Brasília – O clima esquentou na abertura da 27ª Marcha de Prefeitos nesta terça-feira (19), em Brasília. Escalado para representar o governo federal no evento que reúne lideranças municipais de todo o país, o vice-presidente Geraldo Alckmin (PSB) enfrentou um verdadeiro teste de fogo logo nos primeiros minutos. Assim que foi anunciado, Alckmin foi recebido por um misto barulhento de vaias e aplausos.
A ausência do presidente Luiz Inácio Lula da Silva (PT) não passou despercebida nos bastidores. No ano passado, Lula foi alvo de fortes vaias no mesmo evento devido à insatisfação dos prefeitos com o pacto federativo e a demora na liberação de recursos. Desta vez, o presidente preferiu cumprir agenda em São Paulo, deixando para o vice a missão de blindar o Palácio do Planalto.
Calejado por décadas de vida pública, Alckmin não se deixou intimidar pelo barulho da plateia organizada pela Confederação Nacional de Municípios (CNM). O vice-presidente aguardou as manifestações cessarem, cumprimentou as autoridades e iniciou um discurso focado na descentralização de recursos e no fortalecimento dos governos locais.
Contudo, o ponto alto de sua fala foi uma reação direta aos opositores. Alckmin subiu o tom para defender a conduta de Lula e criticar governantes que usam a máquina pública para chantagear prefeituras.
“Destacar uma coisa importante: o presidente Lula nunca perguntou para prefeito nenhum de que partido ele era, qual era sua filiação partidária. Espírito republicano. Governante não pode ser capitão do mato, perseguindo lideranças por não ser da sua filiação partidária, ameaçando com a orfandade administrativa, porque é dinheiro público”, disparou o vice-presidente, sendo interrompido por aplausos.
Após estabilizar o plenário com as críticas políticas, Alckmin recorreu ao humor para desarmar de vez a resistência dos prefeitos. Relembrando os tempos em que governou a cidade de Pindamonhangaba, no interior de São Paulo, o vice arrancou gargalhadas ao contar um causo fúnebre.
“Eu era prefeito de Pindamonhangaba.
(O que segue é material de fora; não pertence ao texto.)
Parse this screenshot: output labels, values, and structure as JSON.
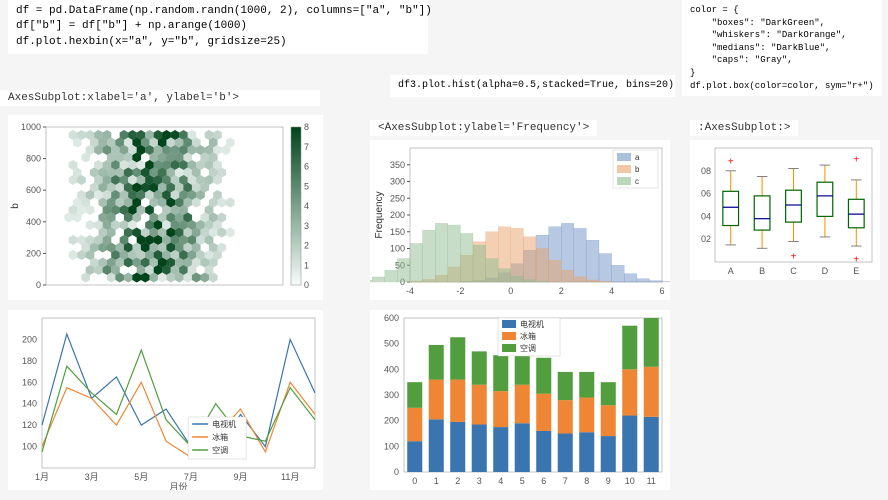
{
  "code_top_left": "df = pd.DataFrame(np.random.randn(1000, 2), columns=[\"a\", \"b\"])\ndf[\"b\"] = df[\"b\"] + np.arange(1000)\ndf.plot.hexbin(x=\"a\", y=\"b\", gridsize=25)",
  "code_top_right": "color = {\n    \"boxes\": \"DarkGreen\",\n    \"whiskers\": \"DarkOrange\",\n    \"medians\": \"DarkBlue\",\n    \"caps\": \"Gray\",\n}\ndf.plot.box(color=color, sym=\"r+\")",
  "code_mid": "df3.plot.hist(alpha=0.5,stacked=True, bins=20)",
  "label_hexbin": "AxesSubplot:xlabel='a', ylabel='b'>",
  "label_hist": "<AxesSubplot:ylabel='Frequency'>",
  "label_box": ":AxesSubplot:>",
  "hexbin": {
    "type": "hexbin",
    "xlim": [
      -3,
      3
    ],
    "ylim": [
      0,
      1000
    ],
    "yticks": [
      0,
      200,
      400,
      600,
      800,
      1000
    ],
    "ylabel": "b",
    "colorbar_ticks": [
      0,
      1,
      2,
      3,
      4,
      5,
      6,
      7,
      8
    ],
    "cmap_low": "#f7fcfb",
    "cmap_high": "#00441b",
    "background": "#ffffff",
    "ytick_fontsize": 9
  },
  "hist": {
    "type": "histogram",
    "stacked": true,
    "alpha": 0.5,
    "bins": 20,
    "ylabel": "Frequency",
    "xlim": [
      -4,
      6
    ],
    "xticks": [
      -4,
      -2,
      0,
      2,
      4,
      6
    ],
    "ylim": [
      0,
      400
    ],
    "yticks": [
      0,
      50,
      100,
      150,
      200,
      250,
      300,
      350
    ],
    "series": [
      {
        "name": "a",
        "color": "#6f94c5",
        "offset": 2,
        "values": [
          2,
          5,
          12,
          28,
          55,
          95,
          140,
          165,
          175,
          160,
          125,
          85,
          50,
          25,
          10,
          4,
          1,
          0,
          0,
          0
        ]
      },
      {
        "name": "b",
        "color": "#e8a26a",
        "offset": 0,
        "values": [
          3,
          8,
          20,
          45,
          80,
          120,
          150,
          165,
          160,
          135,
          100,
          65,
          35,
          15,
          6,
          2,
          0,
          0,
          0,
          0
        ]
      },
      {
        "name": "c",
        "color": "#8fbc8f",
        "offset": -2,
        "values": [
          5,
          15,
          35,
          70,
          115,
          155,
          175,
          170,
          145,
          110,
          70,
          40,
          18,
          7,
          2,
          0,
          0,
          0,
          0,
          0
        ]
      }
    ],
    "legend_labels": [
      "a",
      "b",
      "c"
    ],
    "legend_colors": [
      "#6f94c5",
      "#e8a26a",
      "#8fbc8f"
    ]
  },
  "boxplot": {
    "type": "boxplot",
    "categories": [
      "A",
      "B",
      "C",
      "D",
      "E"
    ],
    "ylim": [
      0,
      1.0
    ],
    "yticks": [
      0.2,
      0.4,
      0.6,
      0.8
    ],
    "ytick_labels": [
      "02",
      "04",
      "06",
      "08"
    ],
    "box_color": "#006400",
    "whisker_color": "#ff8c00",
    "median_color": "#00008b",
    "cap_color": "#808080",
    "outlier_sym": "r+",
    "outlier_color": "#ff0000",
    "boxes": [
      {
        "q1": 0.32,
        "median": 0.48,
        "q3": 0.62,
        "low": 0.15,
        "high": 0.8,
        "outliers": [
          0.88
        ]
      },
      {
        "q1": 0.28,
        "median": 0.38,
        "q3": 0.58,
        "low": 0.12,
        "high": 0.75,
        "outliers": []
      },
      {
        "q1": 0.35,
        "median": 0.5,
        "q3": 0.63,
        "low": 0.18,
        "high": 0.82,
        "outliers": [
          0.05
        ]
      },
      {
        "q1": 0.4,
        "median": 0.58,
        "q3": 0.7,
        "low": 0.22,
        "high": 0.85,
        "outliers": []
      },
      {
        "q1": 0.3,
        "median": 0.42,
        "q3": 0.55,
        "low": 0.14,
        "high": 0.72,
        "outliers": [
          0.9,
          0.02
        ]
      }
    ]
  },
  "line_chart": {
    "type": "line",
    "xlabel": "月份",
    "xticks": [
      "1月",
      "3月",
      "5月",
      "7月",
      "9月",
      "11月"
    ],
    "xtick_idx": [
      0,
      2,
      4,
      6,
      8,
      10
    ],
    "ylim": [
      80,
      220
    ],
    "yticks": [
      100,
      120,
      140,
      160,
      180,
      200
    ],
    "series": [
      {
        "name": "电视机",
        "color": "#3b75af",
        "values": [
          120,
          205,
          145,
          165,
          120,
          135,
          100,
          95,
          130,
          100,
          200,
          150
        ]
      },
      {
        "name": "冰箱",
        "color": "#ef8636",
        "values": [
          100,
          155,
          145,
          120,
          160,
          105,
          90,
          110,
          135,
          95,
          160,
          130
        ]
      },
      {
        "name": "空调",
        "color": "#529e3f",
        "values": [
          95,
          175,
          150,
          130,
          190,
          125,
          100,
          140,
          110,
          105,
          155,
          125
        ]
      }
    ],
    "legend_labels": [
      "电视机",
      "冰箱",
      "空调"
    ]
  },
  "stacked_bar": {
    "type": "stacked_bar",
    "xticks": [
      0,
      1,
      2,
      3,
      4,
      5,
      6,
      7,
      8,
      9,
      10,
      11
    ],
    "ylim": [
      0,
      600
    ],
    "yticks": [
      0,
      100,
      200,
      300,
      400,
      500,
      600
    ],
    "series": [
      {
        "name": "电视机",
        "color": "#3b75af",
        "values": [
          120,
          205,
          195,
          185,
          175,
          190,
          160,
          150,
          155,
          140,
          220,
          215
        ]
      },
      {
        "name": "冰箱",
        "color": "#ef8636",
        "values": [
          130,
          155,
          165,
          155,
          140,
          150,
          145,
          130,
          135,
          120,
          180,
          195
        ]
      },
      {
        "name": "空调",
        "color": "#529e3f",
        "values": [
          100,
          135,
          165,
          130,
          140,
          125,
          140,
          110,
          100,
          90,
          170,
          190
        ]
      }
    ],
    "legend_labels": [
      "电视机",
      "冰箱",
      "空调"
    ]
  }
}
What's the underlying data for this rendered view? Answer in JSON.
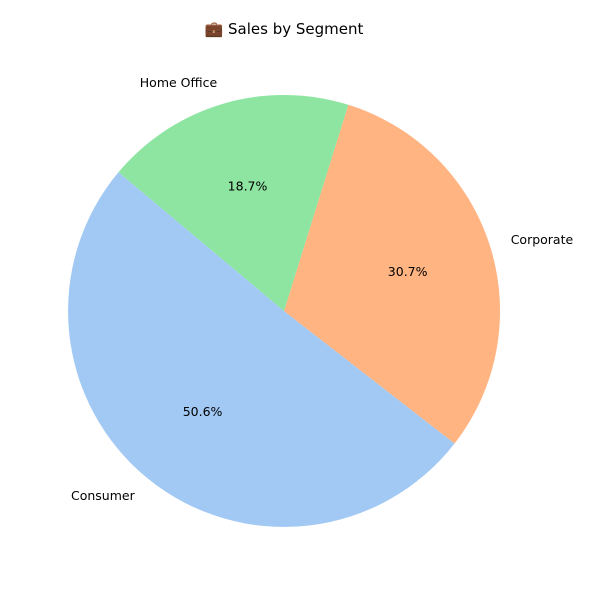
{
  "chart_data": {
    "type": "pie",
    "title": "💼 Sales by Segment",
    "categories": [
      "Consumer",
      "Corporate",
      "Home Office"
    ],
    "values": [
      50.6,
      30.7,
      18.7
    ],
    "percent_labels": [
      "50.6%",
      "30.7%",
      "18.7%"
    ],
    "colors": [
      "#a1c9f4",
      "#ffb482",
      "#8de5a1"
    ],
    "start_angle_deg": 140,
    "direction": "counterclockwise"
  }
}
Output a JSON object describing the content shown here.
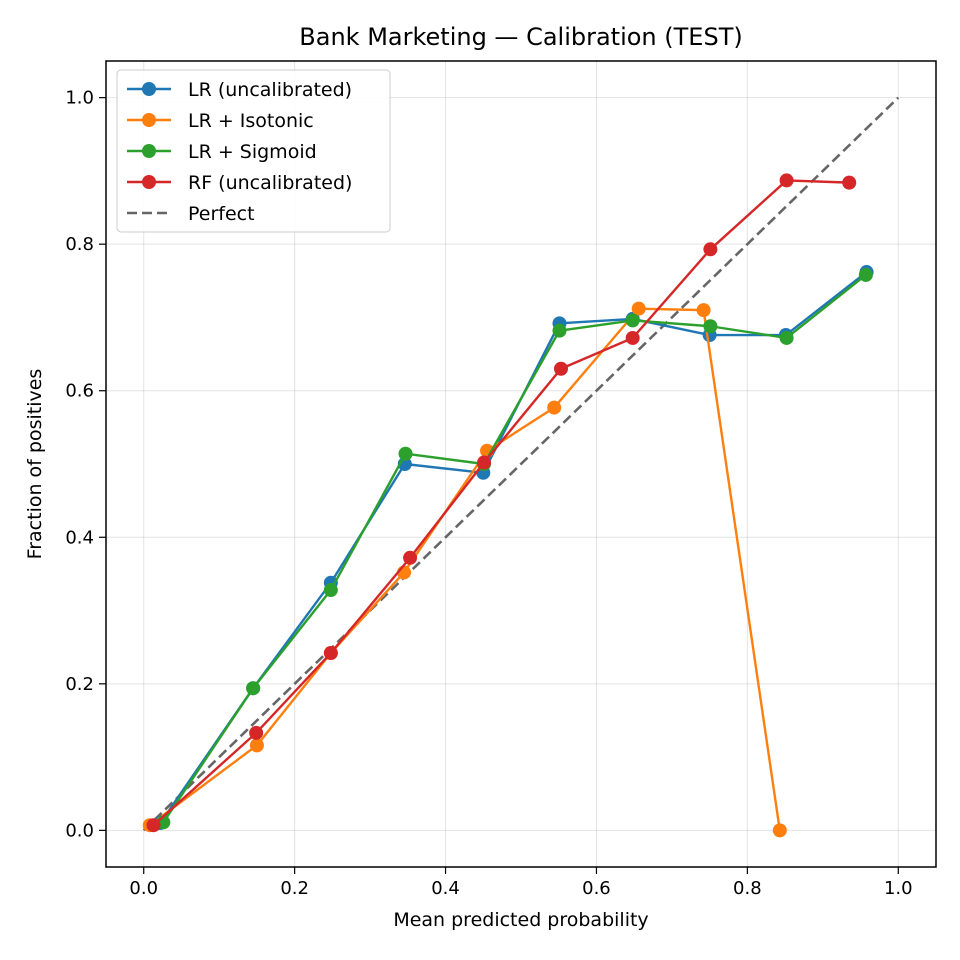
{
  "chart_data": {
    "type": "line",
    "title": "Bank Marketing — Calibration (TEST)",
    "xlabel": "Mean predicted probability",
    "ylabel": "Fraction of positives",
    "xlim": [
      -0.05,
      1.05
    ],
    "ylim": [
      -0.05,
      1.05
    ],
    "xticks": [
      "0.0",
      "0.2",
      "0.4",
      "0.6",
      "0.8",
      "1.0"
    ],
    "yticks": [
      "0.0",
      "0.2",
      "0.4",
      "0.6",
      "0.8",
      "1.0"
    ],
    "grid": true,
    "legend_position": "top-left",
    "series": [
      {
        "name": "LR (uncalibrated)",
        "color": "#1f77b4",
        "style": "line-marker",
        "x": [
          0.022,
          0.145,
          0.248,
          0.346,
          0.45,
          0.551,
          0.648,
          0.75,
          0.851,
          0.958
        ],
        "y": [
          0.01,
          0.194,
          0.338,
          0.5,
          0.488,
          0.692,
          0.698,
          0.676,
          0.676,
          0.762
        ]
      },
      {
        "name": "LR + Isotonic",
        "color": "#ff7f0e",
        "style": "line-marker",
        "x": [
          0.008,
          0.15,
          0.248,
          0.345,
          0.455,
          0.544,
          0.656,
          0.742,
          0.843
        ],
        "y": [
          0.007,
          0.116,
          0.242,
          0.352,
          0.518,
          0.577,
          0.712,
          0.71,
          0.0
        ]
      },
      {
        "name": "LR + Sigmoid",
        "color": "#2ca02c",
        "style": "line-marker",
        "x": [
          0.026,
          0.145,
          0.248,
          0.347,
          0.451,
          0.551,
          0.648,
          0.751,
          0.852,
          0.957
        ],
        "y": [
          0.011,
          0.194,
          0.328,
          0.514,
          0.5,
          0.682,
          0.696,
          0.688,
          0.672,
          0.758
        ]
      },
      {
        "name": "RF (uncalibrated)",
        "color": "#d62728",
        "style": "line-marker",
        "x": [
          0.013,
          0.149,
          0.248,
          0.353,
          0.451,
          0.553,
          0.648,
          0.751,
          0.852,
          0.935
        ],
        "y": [
          0.007,
          0.133,
          0.242,
          0.372,
          0.502,
          0.63,
          0.672,
          0.793,
          0.887,
          0.884
        ]
      },
      {
        "name": "Perfect",
        "color": "#666666",
        "style": "dashed",
        "x": [
          0.0,
          1.0
        ],
        "y": [
          0.0,
          1.0
        ]
      }
    ]
  }
}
Durante o meu mandato, faleceu um ex-prefeito e eu fui ao velório. Quando estou saindo do velório, um munícipe, querendo me agradar, falou: ‘Doutor, o do senhor vai ter mais gente'”, brincou.
A tirada leve quebrou o gelo definitivo do evento e Alckmin encerrou sua participação sob aplausos, mitigando o desgaste inicial.
A Marcha dos Prefeitos é historicamente um termômetro de cobrança sobre o Orçamento Federal. Para acalmar os ânimos de quem está “com o pires na mão”, Alckmin anunciou que o presidente da CNM, Paulo Ziulkoski, terá uma reunião fechada com Lula nesta quarta-feira (20). Resta saber se o governo federal vai responder às demandas dos municípios com verbas reais ou se os prefeitos voltarão para casa apenas com uma boa história de velório na bagagem.